There is a very common way to lose a deal you might have won had you avoided the tendency to talk about yourself, your company, your clients, and your solution. We call this the legacy approach. In Elite Sales Strategies: A Guide to Being One-Up, Creating Value, and Becoming Truly Consultative, you will find an exercise that has you walking into your client’s conference and spending 20 minutes with them without mentioning your company, your clients, your solution, or any question to elicit their pain point or hot button. One mention of the banned topics, and your client will feel you have wasted their time.
This does not mean you aren’t ever allowed to pitch the client. That time will come. But in the first meeting, being self-oriented and pitching the client to buy from you, will prove you are transactional and lower your probability of winning the client’s relationship and their business.
The right time to pitch your client is the end of your sales conversations, only once you have created the value your contacts need to address the rare decision they are facing. Your clients must get their strategic decision right on the first attempt and feel certain you will help them secure the related outcomes.
Your contacts are concerned about making a decision. Your champion is looking for a salesperson who is an expert. They do not have time for a peddler who lacks the empathy to understand the consequences of making a poor decision. They need someone with the authority and experience to know that a bad decision harms their company. Only an expert can help them attain the better results they need.
What can you do in meetings with decision-makers and their stakeholders to prove yourself? How can you demonstrate that you have the experience and insight to lead them to the outcomes they need?
How Clients Decide in High-Stakes Sales
Your clients are facing a decision they have not made in years—or perhaps they have never made this type of decision. Their results are not acceptable, and your contacts are under tremendous pressure to turn things around quickly. The problem is that they do not fully understand the problem they are trying to solve. The business landscape is different, their industry has changed, and it is difficult to tell the available options apart. This is a high-stakes decision, and your contacts know that they are missing critical information, but they do not know how to get it.
Imagine they meet with a salesperson using an old and antiquated approach. The presentation is familiar, down to the slides that show their big-name clients and company org chart. This salesperson pitches their solution, but there is no discussion of the client’s particular problem. This leaves the contact feeling uncertain. They spent an hour in this meeting, but learned only about the salesperson’s company and products. They didn’t learn anything valuable about their situation.
Now imagine another salesperson comes in and spends time asking questions and sharing well-sourced data and insights about the client’s industry. This information resonates with them. Instead of learning about this salesperson’s solution, the salesperson explains the major challenges and opportunities the contact is experiencing. This helps the client better understand the root cause of their difficulties. This salesperson knows things the client doesn’t know, but needs to in order to make an informed decision. There’s no pitch in this first meeting, but the client is eager to meet with this salesperson again to learn more. This person could be the strategic partner they have been looking for. They’re more consultant than salesperson, and they seem to understand this decision even better than the client organization.

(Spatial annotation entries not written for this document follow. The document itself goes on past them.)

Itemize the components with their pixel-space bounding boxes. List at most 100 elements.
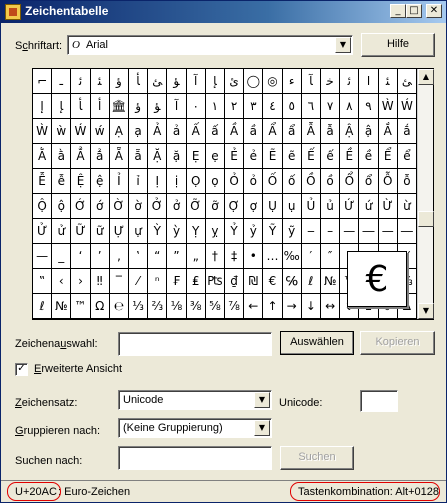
char-cell[interactable]: …: [263, 244, 283, 269]
char-cell[interactable]: Ễ: [33, 169, 53, 194]
char-cell[interactable]: ﺍ: [359, 69, 379, 94]
char-cell[interactable]: ⁄: [129, 269, 149, 294]
char-cell[interactable]: ℮: [109, 294, 129, 319]
char-cell[interactable]: ⅞: [225, 294, 245, 319]
char-cell[interactable]: ﺊ: [397, 69, 417, 94]
char-cell[interactable]: †: [205, 244, 225, 269]
char-cell[interactable]: ụ: [282, 194, 302, 219]
char-cell[interactable]: ‟: [33, 269, 53, 294]
char-cell[interactable]: ử: [52, 219, 72, 244]
scroll-up-icon[interactable]: ▲: [418, 69, 434, 85]
char-cell[interactable]: Ầ: [225, 119, 245, 144]
char-cell[interactable]: Ộ: [33, 194, 53, 219]
char-cell[interactable]: ẃ: [90, 119, 110, 144]
char-cell[interactable]: Ờ: [109, 194, 129, 219]
char-cell[interactable]: ﺃ: [90, 94, 110, 119]
char-cell[interactable]: —: [340, 219, 360, 244]
char-cell[interactable]: Ử: [33, 219, 53, 244]
char-cell[interactable]: ”: [167, 244, 187, 269]
char-cell[interactable]: Ế: [301, 144, 321, 169]
char-cell[interactable]: Ứ: [340, 194, 360, 219]
char-cell[interactable]: ‚: [109, 244, 129, 269]
char-cell[interactable]: ặ: [167, 144, 187, 169]
char-cell[interactable]: ắ: [397, 119, 417, 144]
char-cell[interactable]: ℓ: [33, 294, 53, 319]
char-cell[interactable]: ở: [167, 194, 187, 219]
char-cell[interactable]: Ẁ: [33, 119, 53, 144]
char-cell[interactable]: Ớ: [71, 194, 91, 219]
char-cell[interactable]: Ỹ: [263, 219, 283, 244]
close-button[interactable]: ✕: [426, 4, 442, 18]
char-cell[interactable]: →: [282, 294, 302, 319]
char-cell[interactable]: ấ: [205, 119, 225, 144]
char-cell[interactable]: ―: [397, 219, 417, 244]
char-cell[interactable]: Ẵ: [109, 144, 129, 169]
char-cell[interactable]: Ợ: [225, 194, 245, 219]
char-cell[interactable]: ⅔: [148, 294, 168, 319]
char-cell[interactable]: ⅛: [167, 294, 187, 319]
char-cell[interactable]: ﺧ: [321, 69, 341, 94]
char-cell[interactable]: Ẃ: [397, 94, 417, 119]
char-cell[interactable]: ™: [71, 294, 91, 319]
font-select[interactable]: O Arial ▼: [67, 35, 353, 55]
char-cell[interactable]: Ỵ: [186, 219, 206, 244]
char-cell[interactable]: –: [321, 219, 341, 244]
char-cell[interactable]: ٧: [321, 94, 341, 119]
char-cell[interactable]: ứ: [359, 194, 379, 219]
char-cell[interactable]: ố: [282, 169, 302, 194]
char-cell[interactable]: Ỏ: [225, 169, 245, 194]
char-cell[interactable]: —: [378, 219, 398, 244]
char-cell[interactable]: —: [33, 244, 53, 269]
char-cell[interactable]: ế: [321, 144, 341, 169]
char-cell[interactable]: Ω: [90, 294, 110, 319]
char-cell[interactable]: Ố: [263, 169, 283, 194]
char-cell[interactable]: ₪: [244, 269, 264, 294]
char-cell[interactable]: Ỉ: [109, 169, 129, 194]
char-cell[interactable]: ự: [129, 219, 149, 244]
char-cell[interactable]: Ụ: [263, 194, 283, 219]
char-cell[interactable]: ₤: [186, 269, 206, 294]
char-cell[interactable]: Ọ: [186, 169, 206, 194]
char-cell[interactable]: Ả: [148, 119, 168, 144]
char-cell[interactable]: Ặ: [148, 144, 168, 169]
char-cell[interactable]: ọ: [205, 169, 225, 194]
chevron-down-icon[interactable]: ▼: [254, 420, 270, 436]
char-cell[interactable]: ⅓: [129, 294, 149, 319]
char-cell[interactable]: ₫: [225, 269, 245, 294]
title-bar[interactable]: Zeichentabelle _ □ ✕: [1, 1, 446, 23]
char-cell[interactable]: ﺀ: [282, 69, 302, 94]
char-cell[interactable]: ‼: [90, 269, 110, 294]
char-cell[interactable]: ―: [359, 219, 379, 244]
char-cell[interactable]: Ủ: [301, 194, 321, 219]
char-cell[interactable]: ٩: [359, 94, 379, 119]
group-select[interactable]: (Keine Gruppierung) ▼: [118, 418, 272, 438]
char-cell[interactable]: Ấ: [186, 119, 206, 144]
char-cell[interactable]: Ậ: [340, 119, 360, 144]
select-button[interactable]: Auswählen: [280, 331, 354, 355]
char-cell[interactable]: ﺆ: [167, 69, 187, 94]
char-cell[interactable]: Ẩ: [263, 119, 283, 144]
char-cell[interactable]: Ẃ: [71, 119, 91, 144]
char-cell[interactable]: ẻ: [244, 144, 264, 169]
char-cell[interactable]: ’: [90, 244, 110, 269]
char-cell[interactable]: Ổ: [340, 169, 360, 194]
char-cell[interactable]: ừ: [397, 194, 417, 219]
char-cell[interactable]: ‹: [52, 269, 72, 294]
char-cell[interactable]: ẁ: [52, 119, 72, 144]
maximize-button[interactable]: □: [406, 4, 422, 18]
char-cell[interactable]: ﺊ: [148, 69, 168, 94]
char-cell[interactable]: ỹ: [282, 219, 302, 244]
char-cell[interactable]: ₣: [167, 269, 187, 294]
char-cell[interactable]: Ừ: [378, 194, 398, 219]
char-cell[interactable]: ổ: [359, 169, 379, 194]
search-input[interactable]: [118, 446, 272, 470]
char-cell[interactable]: ﺁ: [167, 94, 187, 119]
char-cell[interactable]: Ẫ: [301, 119, 321, 144]
char-cell[interactable]: ẩ: [282, 119, 302, 144]
char-cell[interactable]: ٤: [263, 94, 283, 119]
char-cell[interactable]: ٢: [225, 94, 245, 119]
char-cell[interactable]: Ệ: [71, 169, 91, 194]
char-cell[interactable]: ỵ: [205, 219, 225, 244]
char-cell[interactable]: Ự: [109, 219, 129, 244]
char-cell[interactable]: Ỗ: [378, 169, 398, 194]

From the perspective of the client, the second salesperson offers key advantages. (The first salesperson was likely forgotten long before the second scheduled a second meeting.) Here are a few things you can do to create this level of effectiveness for yourself:
- Use information disparity. The second salesperson leverages information disparity. This is another way of saying they know something important their client doesn’t, and they are able to share these insights to ensure the client succeeds. I recommend using an executive briefing in a first meeting to walk prospective clients through the key trends, opportunities, and challenges in their industry. This elevates you to the level of expert, and it helps to support a conversation that can help you learn more about the client. As you talk, the client will learn from you as well.
- Cultivate relationships. As more stakeholders pile into conference rooms, you need to develop relationships. This is less about rapport, especially when there are a dozen contacts, each with their own desired outcomes. If you are paying attention and asking questions, you should have no problem identifying what we call the centers of gravity. These are the contacts who have a greater share of the decision. Focus on them and their needs. Put them at the center of your relationship with the client organization.
- Outperform competitors in strategic sales contests. Winning a deal is a contest. When you sign in, look for your competitors’ names on the clipboard. Just because you don’t often run into your rivals, doesn’t mean they are not set on winning the same deal. You must distinguish yourself from your competitors. Every sales force has a couple of highly effective sales reps that win the large deals. Know who they are so you can try to determine what they are doing right—and how to beat them.
- Pitch effectively. The longer you create value, and the more you understand what your client wants and needs, the better. Pitching at the end gives you time to tailor your message to your client. No matter how good your pitch is, if it doesn’t provide what your prospective client needs, you are likely to fail. By the time you ask your client for their business, both you and they should feel confident that you can deliver what they need as they make a significant change. What is most important in that pitch is how you will ensure the strategic outcome the client is seeking.